Oh ! que c’est ennuyeux, c’est la seconde fois.
Ça m’était arrivé il y a déjà trois mois.

le poète

Tu pourrais les mettre à sécher près de la grange,
Où la génisse et la vache ne passent pas.
Il y a une corde en osier à des échalas.

la fiancée

Près de la grange, l’ombre est trop épaisse à cause du noyer.

l’âme du poète (au poète qu’elle a suivi.)

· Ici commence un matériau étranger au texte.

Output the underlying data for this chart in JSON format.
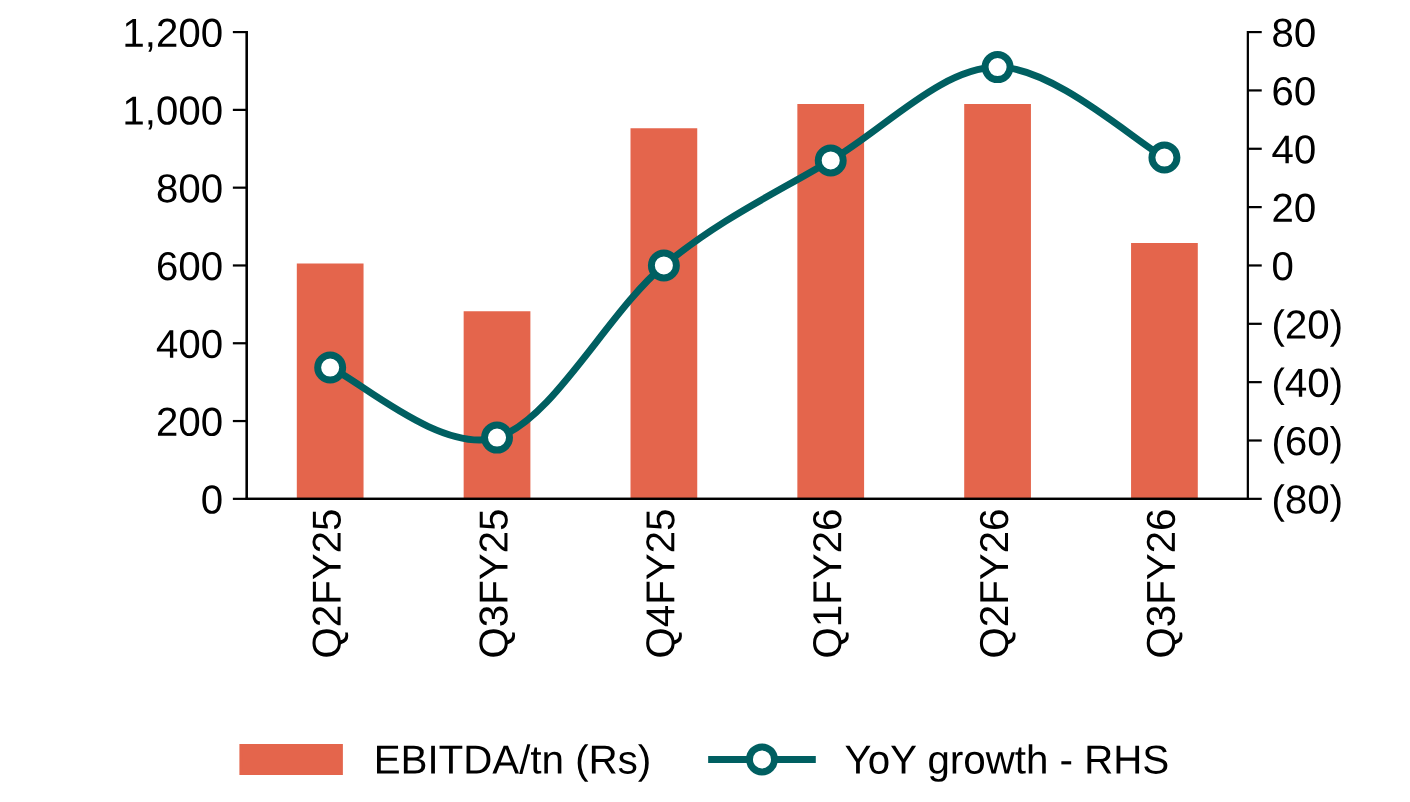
{
  "chart_data": {
    "type": "bar",
    "categories": [
      "Q2FY25",
      "Q3FY25",
      "Q4FY25",
      "Q1FY26",
      "Q2FY26",
      "Q3FY26"
    ],
    "series": [
      {
        "name": "EBITDA/tn (Rs)",
        "color": "#e4654c",
        "values": [
          605,
          482,
          953,
          1015,
          1015,
          658
        ]
      },
      {
        "name": "YoY growth - RHS",
        "type": "line",
        "axis": "y2",
        "color": "#005f61",
        "marker": "circle",
        "values": [
          -35,
          -59,
          0,
          36,
          68,
          37
        ]
      }
    ],
    "ylim": [
      0,
      1200
    ],
    "yticks": [
      0,
      200,
      400,
      600,
      800,
      {
        "value": 1000,
        "label": "1,000"
      },
      {
        "value": 1200,
        "label": "1,200"
      }
    ],
    "y2lim": [
      -80,
      80
    ],
    "y2ticks": [
      {
        "value": -80,
        "label": "(80)"
      },
      {
        "value": -60,
        "label": "(60)"
      },
      {
        "value": -40,
        "label": "(40)"
      },
      {
        "value": -20,
        "label": "(20)"
      },
      0,
      20,
      40,
      60,
      80
    ],
    "grid": false,
    "legend": "bottom"
  }
}
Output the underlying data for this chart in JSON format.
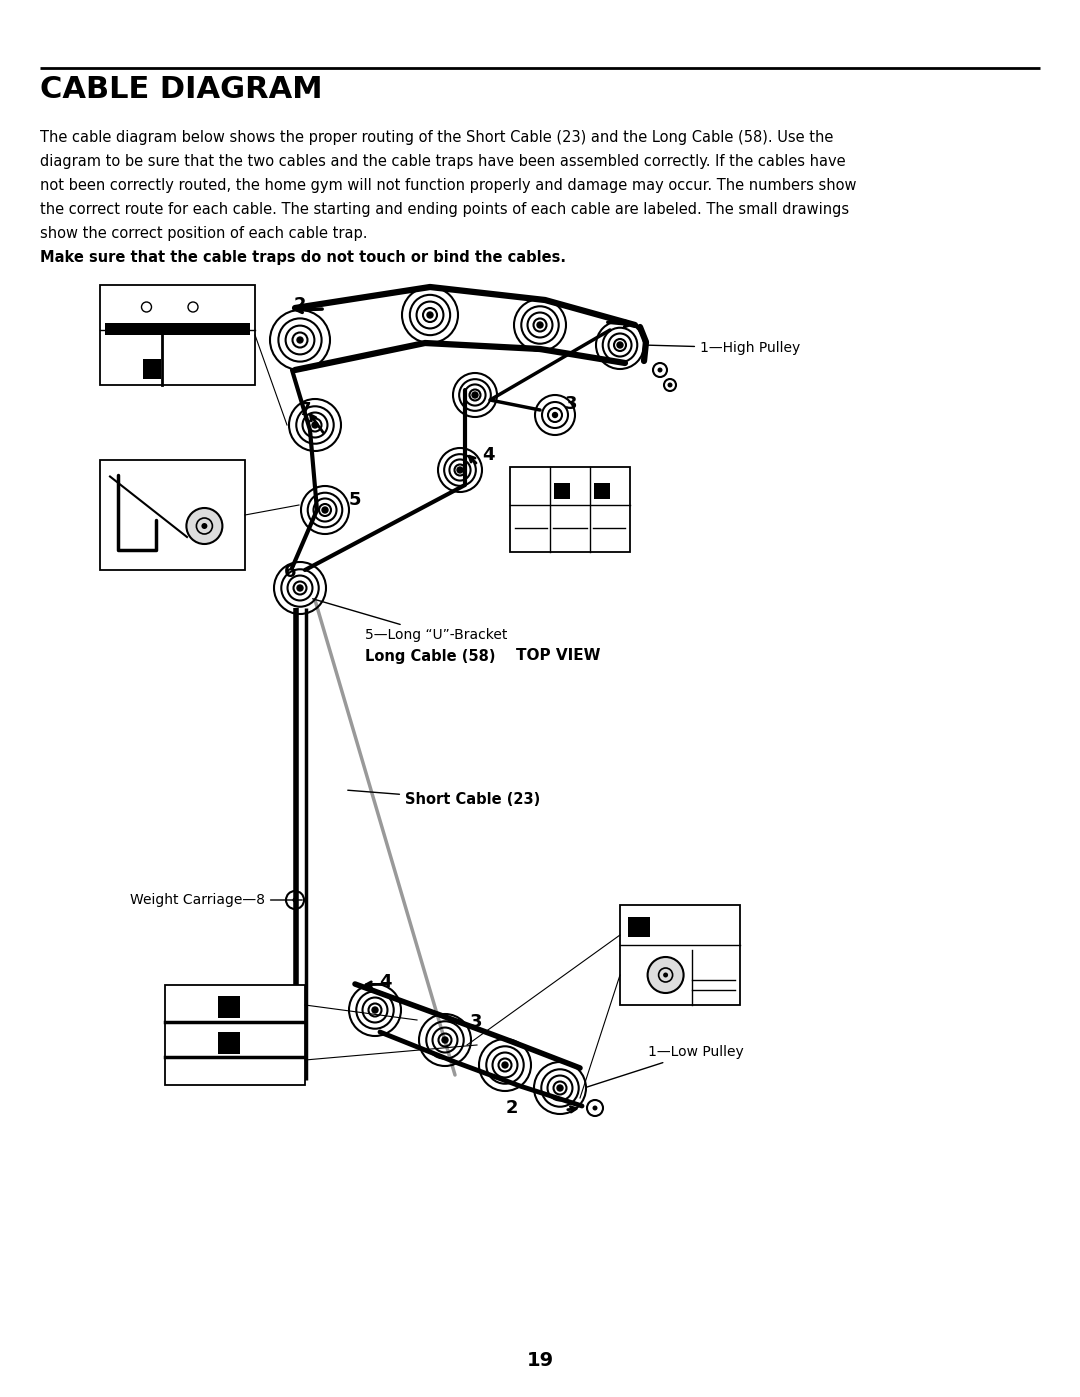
{
  "title": "CABLE DIAGRAM",
  "body_normal": "The cable diagram below shows the proper routing of the Short Cable (23) and the Long Cable (58). Use the diagram to be sure that the two cables and the cable traps have been assembled correctly. If the cables have not been correctly routed, the home gym will not function properly and damage may occur. The numbers show the correct route for each cable. The starting and ending points of each cable are labeled. The small drawings show the correct position of each cable trap. ",
  "body_bold": "Make sure that the cable traps do not touch or bind the cables.",
  "page_number": "19",
  "bg_color": "#ffffff",
  "long_cable_label": "Long Cable (58)",
  "short_cable_label": "Short Cable (23)",
  "top_view_label": "TOP VIEW",
  "high_pulley_label": "1—High Pulley",
  "low_pulley_label": "1—Low Pulley",
  "weight_carriage_label": "Weight Carriage—8",
  "long_u_bracket_label": "5—Long “U”-Bracket"
}
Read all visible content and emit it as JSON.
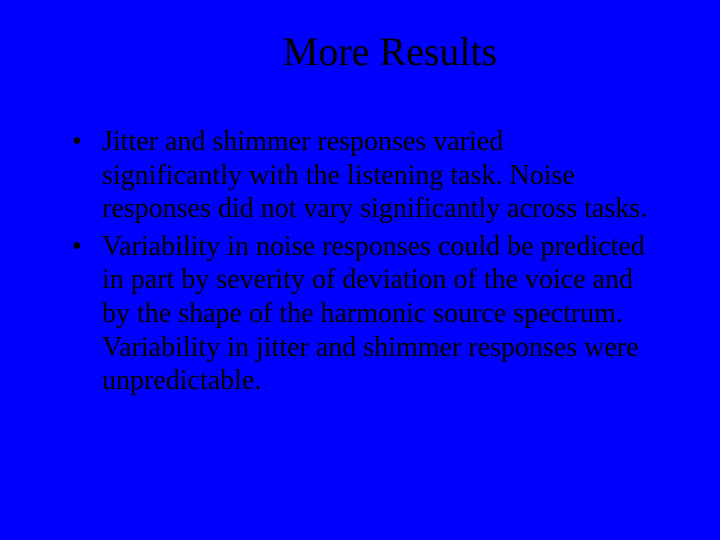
{
  "slide": {
    "background_color": "#0000ff",
    "text_color": "#000000",
    "font_family": "Times New Roman",
    "title": "More Results",
    "title_fontsize": 40,
    "body_fontsize": 28,
    "bullets": [
      "Jitter and shimmer responses varied significantly with the listening task.  Noise responses did not vary significantly across tasks.",
      "Variability in noise responses could be predicted in part by severity of deviation of the voice and by the shape of the harmonic source spectrum.  Variability in jitter and shimmer responses were unpredictable."
    ]
  }
}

Ton cœur en ce moment est dans l’ombre du noyer.
Ton bonheur est comme le soleil qui glisse
sur le perron usé, les paules et les glycines
au bois tordu et dur. Là-bas, sur la haie,
séchaient-les bas légers de la fiancée,
et la vache qui passait les a manges,
parce qu’ils éclairaient le soleil comme l’herbe bleue,
parce que la vache était contente sous le ciel en feu,
parce que tout était bon, parce que tout était doux,
parce que tout était luisant comme le houx,
parce que la vie est comme l’eau qui coule
sur les cressons et les pierres dorées et douces.

le poète

Fiancée, donne-moi un verre d’eau ?

la mère (à la servante qui est entrée)

Va au puits chercher de l’eau. Ne cogne pas
à la pierre le seau usé, la cruche. Va.

Écoutez encore la complainte du petit veau :

Les pauvres donnent aux pauvres. Je ne sais pas
si les riches donnent jamais !… Le petit veau,

dont on mange la viande, je l’ai connu
avant qu’on le menât mort à la banlieue.
Il s’amusait gaîment aux luzernes fleuries
à menacer de ses jolies petites cornes un chien doux.
Ce petit veau était pauvre et parce qu’il était pauvre
il finit dans le ventre des pauvres.
Il a fait son devoir en vivant, en mourant.
Fais ton devoir aussi en mourant et vivant.

Encore une fois, cela n’est plus de l’art ni de la poésie, c’est un jeu d’enfant ou de malade.